Das Bundesverfassungsgericht hat mit Beschluss vom 27. September 2022 zum Aktenzeichen 1 BvR 2661/21 entschieden, dass § 10 Abs. 1 Satz 2 des Thüringer Waldgesetzes (ThürWaldG) mit dem Grundgesetz unvereinbar und damit nichtig ist. Diese Vorschrift verbietet ausnahmslos die Änderung der Nutzungsart von Waldgebieten zur Errichtung von Windenergieanlagen und verhindert damit jeden Bau von Windenergieanlagen in Waldgebieten. Das greift in das von Art. 14 Abs. 1 des Grundgesetzes (GG) geschützte Eigentumsrecht der beschwerdeführenden Waldeigentümerin und Waldeigentümer ein. Der Eingriff ist nicht gerechtfertigt, weil das Gesetz formell verfassungswidrig ist. Dem Freistaat Thüringen fehlt für die angegriffene Regelung die Gesetzgebungskompetenz. § 10 Abs. 1 Satz 2 ThürWaldG ist der Gesetzgebungszuständigkeit für das Bodenrecht zuzuordnen, von der der Bund insoweit insbesondere durch die bauplanungsrechtliche Privilegierung von Windenergieanlagen im Außenbereich abschließend Gebrauch gemacht hat.

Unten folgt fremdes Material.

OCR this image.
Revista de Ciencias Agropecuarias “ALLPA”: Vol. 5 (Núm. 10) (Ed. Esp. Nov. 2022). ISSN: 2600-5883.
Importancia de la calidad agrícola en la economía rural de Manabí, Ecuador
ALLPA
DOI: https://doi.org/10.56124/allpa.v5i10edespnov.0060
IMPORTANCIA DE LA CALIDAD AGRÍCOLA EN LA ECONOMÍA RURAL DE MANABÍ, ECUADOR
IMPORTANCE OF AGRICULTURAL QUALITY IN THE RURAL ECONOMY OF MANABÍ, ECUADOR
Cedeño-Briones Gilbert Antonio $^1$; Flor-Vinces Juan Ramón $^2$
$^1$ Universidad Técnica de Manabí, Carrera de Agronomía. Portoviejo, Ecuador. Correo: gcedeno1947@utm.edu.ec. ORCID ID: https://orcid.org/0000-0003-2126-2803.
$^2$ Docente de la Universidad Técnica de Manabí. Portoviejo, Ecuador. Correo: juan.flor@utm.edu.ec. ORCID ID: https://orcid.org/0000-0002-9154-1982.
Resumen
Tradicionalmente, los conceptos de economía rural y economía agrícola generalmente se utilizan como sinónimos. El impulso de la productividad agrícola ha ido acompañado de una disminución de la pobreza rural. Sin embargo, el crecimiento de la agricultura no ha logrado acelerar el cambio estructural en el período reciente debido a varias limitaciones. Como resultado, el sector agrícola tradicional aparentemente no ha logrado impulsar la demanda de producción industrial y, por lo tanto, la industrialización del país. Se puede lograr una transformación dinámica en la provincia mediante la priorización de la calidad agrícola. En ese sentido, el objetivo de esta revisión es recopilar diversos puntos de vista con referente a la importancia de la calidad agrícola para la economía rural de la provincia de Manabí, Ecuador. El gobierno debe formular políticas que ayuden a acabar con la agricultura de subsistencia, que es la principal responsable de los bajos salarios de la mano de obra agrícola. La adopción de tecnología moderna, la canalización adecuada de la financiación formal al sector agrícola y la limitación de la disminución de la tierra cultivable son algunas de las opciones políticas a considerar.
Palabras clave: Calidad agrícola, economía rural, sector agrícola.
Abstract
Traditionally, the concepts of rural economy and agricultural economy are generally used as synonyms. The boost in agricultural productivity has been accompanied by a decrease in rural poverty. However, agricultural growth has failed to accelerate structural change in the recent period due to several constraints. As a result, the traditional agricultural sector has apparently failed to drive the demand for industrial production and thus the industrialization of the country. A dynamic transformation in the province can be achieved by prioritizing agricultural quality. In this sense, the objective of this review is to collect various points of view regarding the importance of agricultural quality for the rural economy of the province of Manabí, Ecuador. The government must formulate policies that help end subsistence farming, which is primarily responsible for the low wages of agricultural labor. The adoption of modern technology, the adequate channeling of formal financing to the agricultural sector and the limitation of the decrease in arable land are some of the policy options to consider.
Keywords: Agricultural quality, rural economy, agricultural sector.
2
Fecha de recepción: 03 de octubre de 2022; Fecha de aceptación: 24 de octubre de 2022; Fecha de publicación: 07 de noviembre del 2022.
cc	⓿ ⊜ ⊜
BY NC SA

Die Landesgesetzgeber können Waldgebiete aufgrund ihrer Gesetzgebungskompetenz für Naturschutz und Landschaftspflege unter Schutz stellen, sofern diese Gebiete aufgrund ihrer ökologischen Funktion, ihrer Lage oder auch wegen ihrer Schönheit schutzwürdig und -bedürftig sind. In Thüringen hat der Gesetzgeber von dieser Möglichkeit schon vor der Einführung von § 10 Abs. 1 Satz 2 ThürWaldG durch verschiedene Regelungen Gebrauch gemacht. Prägend für diese Regelungen ist aber ein über den generellen Bedarf nach unbebauter Natur und Landschaft hinaus gehender spezifischerer Bedarf, konkrete Teile von Natur und Landschaft wegen ihrer besonderen Funktion, Lage oder Schönheit zu erhalten oder auch zu entwickeln.
Aus der Pressemitteilung des BVerfG Nr. 88/2022 vom 10. November 2022 ergibt sich:
Sachverhalt:
Um im Freistaat Thüringen in einem Waldgebiet eine Anlage – auch eine Windenergieanlage – errichten zu können, müssen die dafür erforderliche Rodung und die Überführung des Waldbodens in die neue Nutzungsart behördlich genehmigt werden (Umwandlung). Nach § 10 Abs. 1 Satz 2 ThürWaldG ist eine Änderung der Nutzungsart zur Errichtung von Windenergieanlagen in Thüringen unzulässig. Die Regelung schließt die Umwandlung zur Errichtung von Windenergieanlagen ausnahmslos und ohne Möglichkeit der Genehmigung aus. Rund 34 % der Fläche des Freistaats Thüringen sind Waldflächen. Ein nennenswerter Teil des Waldes besteht aus sogenannten Kalamitätsflächen, bei denen eine forstwirtschaftliche Nutzung wegen Waldschäden, etwa aufgrund von Sturmfolgen oder Schädlingen, nicht oder nur sehr eingeschränkt möglich ist. Auch diese geschädigten Waldbestände und Kahlflächen gelten als Wald und sind vom Ausschluss der Umwandlung zur Errichtung von Windenergieanlagen durch § 10 Abs. 1 Satz 2 ThürWaldG erfasst.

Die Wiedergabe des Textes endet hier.